Biden on Tuesday spoke to Russian President Vladimir Putin to raise concerns about these issues and the build up of Russian forces in Crimea and along the border with Ukraine, even as he proposed a summit between the two men.
Biden appears to be trying to strike a balance between defending U.S. national interests against Russia while making clear he would prefer to have a less volatile relationship and to cooperate on issues such as curbing Iran’s nuclear program.
“The American people should not be complicit in the Russian government’s malign activities by directly funding the Russian state at a time when the Russian government is attempting to undermine our sovereignty and threaten our allies and partners,” said one official, echoing the administration’s desire for a “stable and predictable relationship” with Russia.
“We don’t think that we need to continue on a negative trajectory in the relationship,” he said. “However … we will defend our national interests and impose costs for Russian government actions that seem to harm our sovereignty.”

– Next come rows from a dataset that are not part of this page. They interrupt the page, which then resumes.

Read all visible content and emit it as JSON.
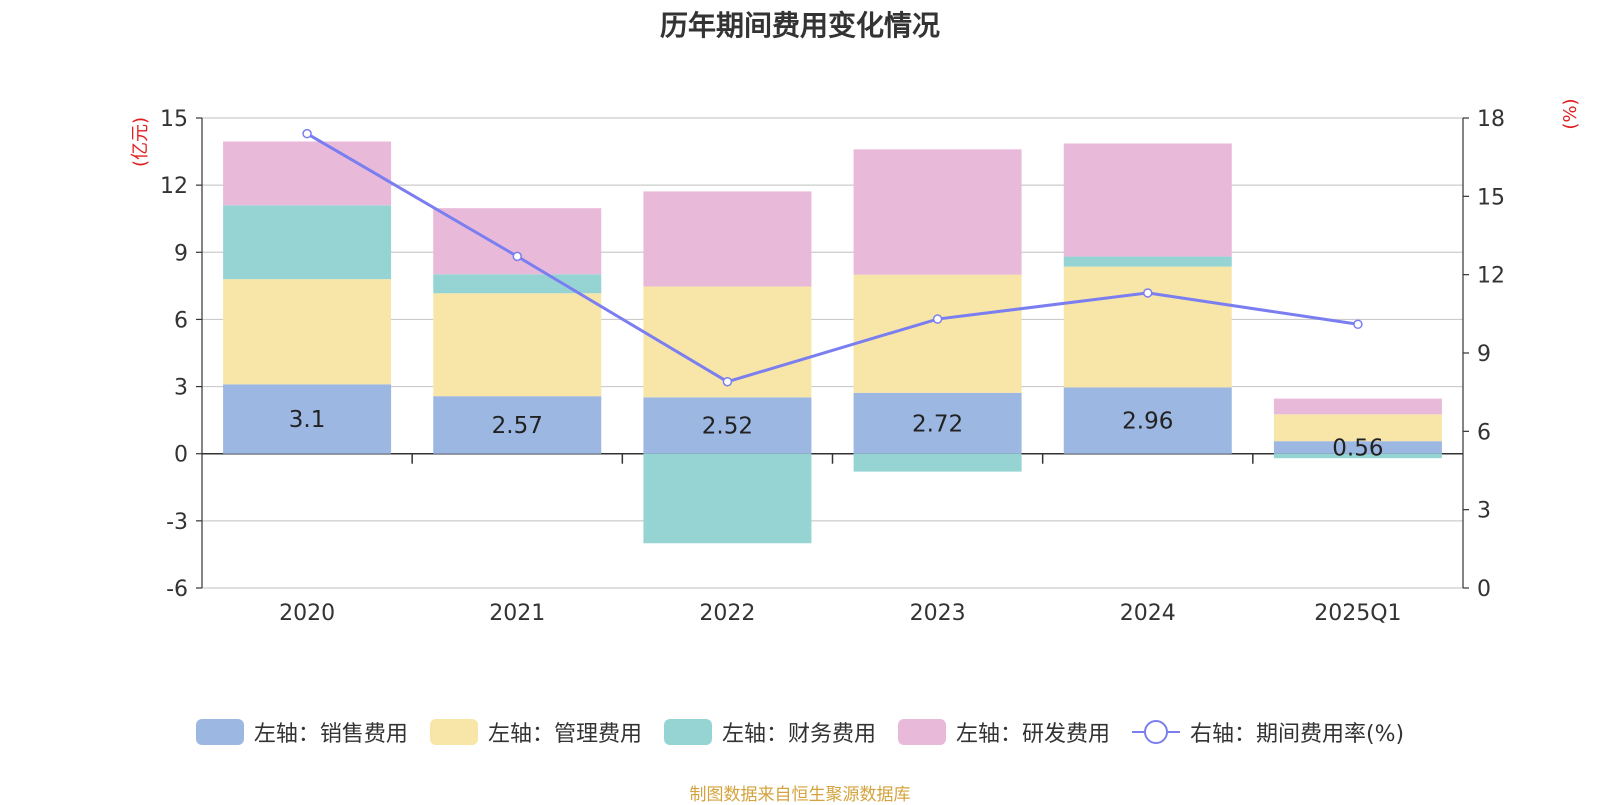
{
  "title": "历年期间费用变化情况",
  "source": "制图数据来自恒生聚源数据库",
  "chart_data": {
    "type": "bar",
    "stacked": true,
    "categories": [
      "2020",
      "2021",
      "2022",
      "2023",
      "2024",
      "2025Q1"
    ],
    "left_axis": {
      "unit_label": "(亿元)",
      "ylim": [
        -6,
        15
      ],
      "ticks": [
        15,
        12,
        9,
        6,
        3,
        0,
        -3,
        -6
      ]
    },
    "right_axis": {
      "unit_label": "(%)",
      "ylim": [
        0,
        18
      ],
      "ticks": [
        18,
        15,
        12,
        9,
        6,
        3,
        0
      ]
    },
    "grid": true,
    "legend_position": "bottom",
    "series": [
      {
        "name": "左轴：销售费用",
        "type": "bar",
        "axis": "left",
        "color": "#9cb7e2",
        "values": [
          3.1,
          2.57,
          2.52,
          2.72,
          2.96,
          0.56
        ],
        "data_labels": [
          "3.1",
          "2.57",
          "2.52",
          "2.72",
          "2.96",
          "0.56"
        ]
      },
      {
        "name": "左轴：管理费用",
        "type": "bar",
        "axis": "left",
        "color": "#f7e6a8",
        "values": [
          4.7,
          4.6,
          4.95,
          5.28,
          5.4,
          1.2
        ]
      },
      {
        "name": "左轴：财务费用",
        "type": "bar",
        "axis": "left",
        "color": "#96d4d4",
        "values": [
          3.3,
          0.85,
          -4.0,
          -0.8,
          0.45,
          -0.2
        ]
      },
      {
        "name": "左轴：研发费用",
        "type": "bar",
        "axis": "left",
        "color": "#e8b9d9",
        "values": [
          2.85,
          2.95,
          4.25,
          5.6,
          5.05,
          0.7
        ]
      },
      {
        "name": "右轴：期间费用率(%)",
        "type": "line",
        "axis": "right",
        "color": "#7b7ef0",
        "values": [
          17.4,
          12.7,
          7.9,
          10.3,
          11.3,
          10.1
        ]
      }
    ]
  }
}
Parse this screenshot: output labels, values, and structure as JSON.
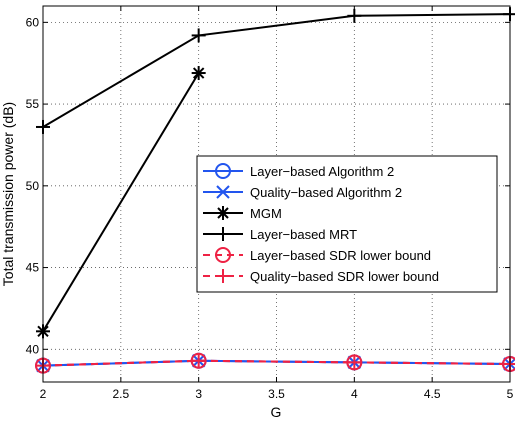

“Our goal here is number one to demonstrate resolve by taking an impactful step,” he added. “The second goal is to … be very clear in our signaling that we have the option to escalate in a far more forceful way if we so choose, and that really will be determined by Russia’s actions.”
This official said the executive order authorized the U.S. government “to target any sector of the Russian economy,” adding “we will not hesitate to expand the Russian sovereign debt sanction if Russia escalates further.”
The executive order on “Blocking Property with Respect to Specified, Harmful Foreign Activities of the Government of the Russian Federation,” was signed by Biden on Wednesday and will be made public on Thursday morning, U.S. officials said.
The sovereign debt action, which will specifically cite the Russian central bank, national wealth fund, and finance ministry, extends a step the United States took in 2019, when it barred U.S. financial institutions from buying non-rouble-denominated debt directly from Russia in the primary market.
Neither move, however, affects Russian sovereign debt traded in the secondary market, meaning that U.S. persons can continue to buy and sell such bonds there.
The first U.S. official said the Russian rouble-denominated sovereign debt market was valued at about $185 billion, about a quarter of which is held by foreign investors. U.S. investors make up about half of the foreign holdings, he said.
“Judging from history, removing U.S. investors as buyers in this market will likely cause a chilling effect that raises Russia’s borrowing cost, along with capital fight and a weaker currency – all of which leads to slower growth and higher inflation,” said this official.
Dan Fried, a retired U.S. diplomat now at the Atlantic Council think tank, described the step outlined by the U.S. officials as “significant” and markedly stronger than former U.S. President Donald Trump’s actions.
“We are signalling that we are prepared to do even more and there are steps that would be quite a bit stronger,” he said, citing the possibility of “restrictions on trading in the secondary market, which would be a huge deal.”